Il consumo di latticini va limitato, soprattutto se si ha la tendenza ai ristagni linfatici. Fanno molto bene i semi oleosi (girasole, sesamo, zucca, lino) che apportano omega 3, vitamina F, zinco, calcio. Attraverso l’alimentazione si può contrastare la stipsi, dal momento che si devono evitare assolutamente lassativi irritanti (come senna, cascara, rabarbaro) quindi consumare buone quantità di fibre attraverso legumi, verdure, frutta, cereali integrali ed eventualmente integrare con agar-agar, psillio, semi di lino (messi a bagno la sera prima) bere abbondante acqua soprattutto lontano dai pasti. Bere un bicchiere di succo di mirtillo ogni mattina è utile per tenere sotto controllo la glicemia, per proteggere i vasi sanguigni e per sfiammare l’intestino. Anche ascoltare i desideri di particolari alimenti che il corpo ci suggerisce, senza esagerare, è utile perché spesso ci segnala eventuali carenze o necessità.

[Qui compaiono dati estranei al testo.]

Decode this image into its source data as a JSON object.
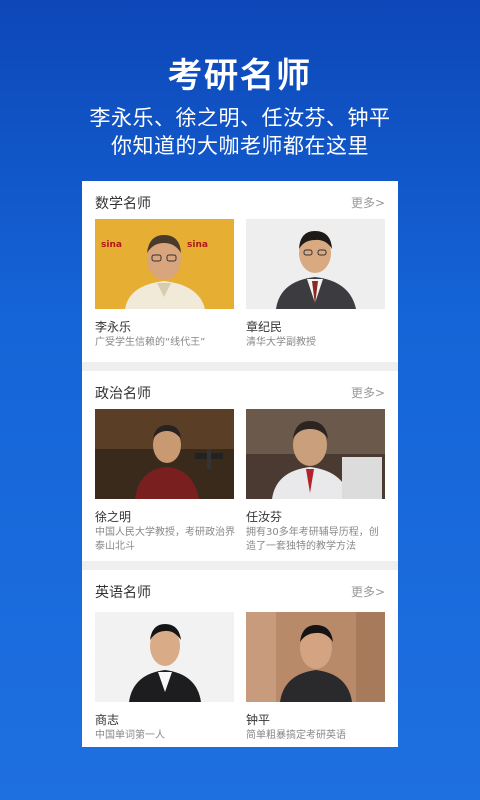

Riflessologia plantare, tecnica craniosacrale, digitopressione

Queste tecniche assolutamente non invasive sono consigliate fin dall’inizio della gravidanza. Il riflessologo esperto eviterà nei primi 3 mesi di trattare i punti riflessi di ovaie e utero, mentre dai 3 mesi in poi si possono stimolare per favorire un buon andamento della gravidanza; con la riflessologia si interviene per drenare il circolo e combattere i gonfiori, per contrastare la stitichezza e le nausee, favorire il rilassamento e contrastare l’ansia e l’insonnia; la tecnica craniosacrale è particolarmente dolce e rilassante per la mamma in attesa e per il bimbo, mentre con la digitopressione si interviene su particolari punti dei meridiani di agopuntura con una pressione lieve e costante, ed ha un’azione diretta a contrastare nausee, vomito, ipertensione, gonfiori o attenuare dolori localizzati.